A un diputado almeriense en las Cortes de la Transición se le escapó la muy almeriense expresión en una comisión en la que se discutía el sempiterno problema del trasvase Tajo-Segura. Y como quiera que el presidente de la mesa le requirió para que la retirase, nuestro paisano ni corto ni perezoso pidió la palabra, pero para explicar detenidamente el genuino significado local del término y su uso tan corriente en Almería. Es de suponer que la exposición quedó registrada por los taquígrafos y que así constará en el diario de sesiones. Nada más y nada menos.
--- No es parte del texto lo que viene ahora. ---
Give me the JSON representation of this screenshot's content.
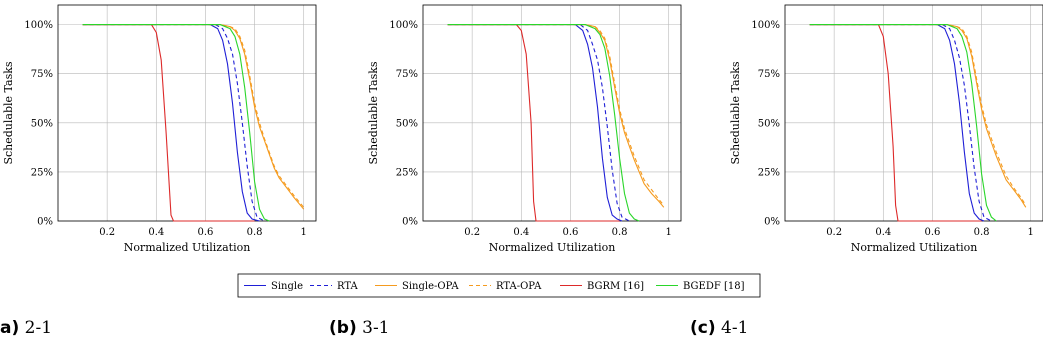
{
  "legend": [
    "Single",
    "RTA",
    "Single-OPA",
    "RTA-OPA",
    "BGRM [16]",
    "BGEDF [18]"
  ],
  "captions": [
    {
      "label": "a)",
      "text": "2-1"
    },
    {
      "label": "(b)",
      "text": "3-1"
    },
    {
      "label": "(c)",
      "text": "4-1"
    }
  ],
  "colors": {
    "Single": "#1f1fd6",
    "RTA": "#1f1fd6",
    "Single-OPA": "#f59b1f",
    "RTA-OPA": "#f59b1f",
    "BGRM [16]": "#dd2a2a",
    "BGEDF [18]": "#2ad62a"
  },
  "chart_data": [
    {
      "type": "line",
      "xlabel": "Normalized Utilization",
      "ylabel": "Schedulable Tasks",
      "xlim": [
        0,
        1.05
      ],
      "ylim": [
        0,
        110
      ],
      "xticks": [
        "0.2",
        "0.4",
        "0.6",
        "0.8",
        "1"
      ],
      "yticks": [
        "0%",
        "25%",
        "50%",
        "75%",
        "100%"
      ],
      "grid": true,
      "series": [
        {
          "name": "Single",
          "dash": "solid",
          "x": [
            0.1,
            0.62,
            0.65,
            0.67,
            0.69,
            0.71,
            0.73,
            0.75,
            0.77,
            0.79,
            0.82
          ],
          "y": [
            100,
            100,
            98,
            92,
            80,
            60,
            35,
            15,
            4,
            1,
            0
          ]
        },
        {
          "name": "RTA",
          "dash": "dashed",
          "x": [
            0.1,
            0.64,
            0.67,
            0.69,
            0.71,
            0.73,
            0.75,
            0.77,
            0.79,
            0.81,
            0.84
          ],
          "y": [
            100,
            100,
            98,
            93,
            85,
            70,
            50,
            28,
            10,
            2,
            0
          ]
        },
        {
          "name": "Single-OPA",
          "dash": "solid",
          "x": [
            0.1,
            0.66,
            0.7,
            0.72,
            0.74,
            0.76,
            0.78,
            0.8,
            0.82,
            0.84,
            0.86,
            0.88,
            0.9,
            0.93,
            0.96,
            1.0
          ],
          "y": [
            100,
            100,
            99,
            97,
            93,
            85,
            72,
            58,
            48,
            41,
            34,
            27,
            22,
            17,
            12,
            6
          ]
        },
        {
          "name": "RTA-OPA",
          "dash": "dashed",
          "x": [
            0.1,
            0.66,
            0.7,
            0.72,
            0.74,
            0.76,
            0.78,
            0.8,
            0.82,
            0.84,
            0.86,
            0.88,
            0.9,
            0.93,
            0.96,
            1.0
          ],
          "y": [
            100,
            100,
            99,
            98,
            94,
            87,
            74,
            60,
            50,
            42,
            35,
            28,
            23,
            18,
            13,
            7
          ]
        },
        {
          "name": "BGRM [16]",
          "dash": "solid",
          "x": [
            0.1,
            0.38,
            0.4,
            0.42,
            0.44,
            0.46,
            0.47,
            0.8
          ],
          "y": [
            100,
            100,
            96,
            82,
            45,
            3,
            0,
            0
          ]
        },
        {
          "name": "BGEDF [18]",
          "dash": "solid",
          "x": [
            0.1,
            0.66,
            0.7,
            0.72,
            0.74,
            0.76,
            0.78,
            0.8,
            0.82,
            0.84,
            0.86
          ],
          "y": [
            100,
            100,
            98,
            94,
            85,
            68,
            45,
            20,
            6,
            1,
            0
          ]
        }
      ]
    },
    {
      "type": "line",
      "xlabel": "Normalized Utilization",
      "ylabel": "Schedulable Tasks",
      "xlim": [
        0,
        1.05
      ],
      "ylim": [
        0,
        110
      ],
      "xticks": [
        "0.2",
        "0.4",
        "0.6",
        "0.8",
        "1"
      ],
      "yticks": [
        "0%",
        "25%",
        "50%",
        "75%",
        "100%"
      ],
      "grid": true,
      "series": [
        {
          "name": "Single",
          "dash": "solid",
          "x": [
            0.1,
            0.62,
            0.65,
            0.67,
            0.69,
            0.71,
            0.73,
            0.75,
            0.77,
            0.79,
            0.81
          ],
          "y": [
            100,
            100,
            97,
            90,
            78,
            58,
            32,
            12,
            3,
            1,
            0
          ]
        },
        {
          "name": "RTA",
          "dash": "dashed",
          "x": [
            0.1,
            0.64,
            0.67,
            0.69,
            0.71,
            0.73,
            0.75,
            0.77,
            0.79,
            0.81,
            0.84
          ],
          "y": [
            100,
            100,
            97,
            90,
            82,
            68,
            48,
            26,
            9,
            2,
            0
          ]
        },
        {
          "name": "Single-OPA",
          "dash": "solid",
          "x": [
            0.1,
            0.66,
            0.7,
            0.72,
            0.74,
            0.76,
            0.78,
            0.8,
            0.82,
            0.84,
            0.86,
            0.88,
            0.9,
            0.93,
            0.96,
            0.98
          ],
          "y": [
            100,
            100,
            99,
            96,
            92,
            82,
            68,
            55,
            45,
            38,
            31,
            25,
            19,
            14,
            10,
            7
          ]
        },
        {
          "name": "RTA-OPA",
          "dash": "dashed",
          "x": [
            0.1,
            0.66,
            0.7,
            0.72,
            0.74,
            0.76,
            0.78,
            0.8,
            0.82,
            0.84,
            0.86,
            0.88,
            0.9,
            0.93,
            0.96,
            0.98
          ],
          "y": [
            100,
            100,
            99,
            97,
            93,
            84,
            70,
            57,
            47,
            40,
            33,
            27,
            21,
            16,
            11,
            8
          ]
        },
        {
          "name": "BGRM [16]",
          "dash": "solid",
          "x": [
            0.1,
            0.38,
            0.4,
            0.42,
            0.44,
            0.45,
            0.46,
            0.8
          ],
          "y": [
            100,
            100,
            97,
            85,
            50,
            10,
            0,
            0
          ]
        },
        {
          "name": "BGEDF [18]",
          "dash": "solid",
          "x": [
            0.1,
            0.66,
            0.7,
            0.72,
            0.74,
            0.76,
            0.78,
            0.8,
            0.82,
            0.84,
            0.86,
            0.88
          ],
          "y": [
            100,
            100,
            98,
            95,
            88,
            74,
            54,
            32,
            14,
            4,
            1,
            0
          ]
        }
      ]
    },
    {
      "type": "line",
      "xlabel": "Normalized Utilization",
      "ylabel": "Schedulable Tasks",
      "xlim": [
        0,
        1.05
      ],
      "ylim": [
        0,
        110
      ],
      "xticks": [
        "0.2",
        "0.4",
        "0.6",
        "0.8",
        "1"
      ],
      "yticks": [
        "0%",
        "25%",
        "50%",
        "75%",
        "100%"
      ],
      "grid": true,
      "series": [
        {
          "name": "Single",
          "dash": "solid",
          "x": [
            0.1,
            0.62,
            0.65,
            0.67,
            0.69,
            0.71,
            0.73,
            0.75,
            0.77,
            0.79,
            0.81
          ],
          "y": [
            100,
            100,
            98,
            92,
            80,
            60,
            35,
            14,
            4,
            1,
            0
          ]
        },
        {
          "name": "RTA",
          "dash": "dashed",
          "x": [
            0.1,
            0.64,
            0.67,
            0.69,
            0.71,
            0.73,
            0.75,
            0.77,
            0.79,
            0.81,
            0.84
          ],
          "y": [
            100,
            100,
            98,
            92,
            83,
            69,
            49,
            27,
            10,
            2,
            0
          ]
        },
        {
          "name": "Single-OPA",
          "dash": "solid",
          "x": [
            0.1,
            0.66,
            0.7,
            0.72,
            0.74,
            0.76,
            0.78,
            0.8,
            0.82,
            0.84,
            0.86,
            0.88,
            0.9,
            0.93,
            0.96,
            0.98
          ],
          "y": [
            100,
            100,
            99,
            97,
            93,
            84,
            70,
            57,
            47,
            40,
            33,
            27,
            21,
            16,
            11,
            7
          ]
        },
        {
          "name": "RTA-OPA",
          "dash": "dashed",
          "x": [
            0.1,
            0.66,
            0.7,
            0.72,
            0.74,
            0.76,
            0.78,
            0.8,
            0.82,
            0.84,
            0.86,
            0.88,
            0.9,
            0.93,
            0.96,
            0.98
          ],
          "y": [
            100,
            100,
            99,
            98,
            94,
            86,
            72,
            59,
            49,
            42,
            35,
            29,
            23,
            17,
            12,
            8
          ]
        },
        {
          "name": "BGRM [16]",
          "dash": "solid",
          "x": [
            0.1,
            0.38,
            0.4,
            0.42,
            0.44,
            0.45,
            0.46,
            0.8
          ],
          "y": [
            100,
            100,
            94,
            75,
            38,
            8,
            0,
            0
          ]
        },
        {
          "name": "BGEDF [18]",
          "dash": "solid",
          "x": [
            0.1,
            0.66,
            0.7,
            0.72,
            0.74,
            0.76,
            0.78,
            0.8,
            0.82,
            0.84,
            0.86
          ],
          "y": [
            100,
            100,
            98,
            94,
            86,
            70,
            48,
            24,
            8,
            2,
            0
          ]
        }
      ]
    }
  ]
}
En su prolija argumentación, el dilecto diputado por nuestra circunscripción mencionó algunas otras ocasiones en las que en sede oficial se habían tomado por malsonantes términos de curso legal en las hablas castellanas, sin que en el ánimo de los oradores que las pronunciaban cupiese la menor intención de escandalizar a los presentes. Y relató lo sucedido en un Consejo de Ministros en 1873 siendo presidente de la I República Estanislao Figueras. Los interminables debates sobre la crisis que se había llevado por delante a Amadeo I de Saboya y alumbrado el cambio de régimen constitucional, hacían que aquellas reuniones del Gabinete se prolongasen hasta la madrugada sin que nadie pudiese sacar nada en claro. Cansado y convencido de que no habría acuerdo posible, el presidente Figueras mandó callar a los ministros y con toda solemnidad dijo: “Señores, voy a serles franco: estoy hasta los cojones de todos nosotros”. Dicho lo cual abandonó la sala. Y no solo la sala; a la mañana siguiente cogió el tren y se fue a Francia.
Tal expresión, como la de cipote, no puede sonar mal a nadie pronunciadas en el contexto descrito. Y es que hay muchas ocasiones en el debate político y en las tertulias de amigos en que la única manera de hacer entrar en razón a los acalorados polemistas es con una cierta salida de tono, tras la que se hace el silencio y la gente se pone a cavilar. Por ejemplo, todo almeriense está en su legítimo derecho de llamar cipote a quien se oponga a que las aguas del Tajo rieguen nuestras sedientas tierras. Y también se comprende que un portavoz en las Cortes pueda decir que “estamos hasta los cojones de todos nosotros” cuando el sentido común se estrella contra la cerril obcecación de ciertos políticos con o sin coleta.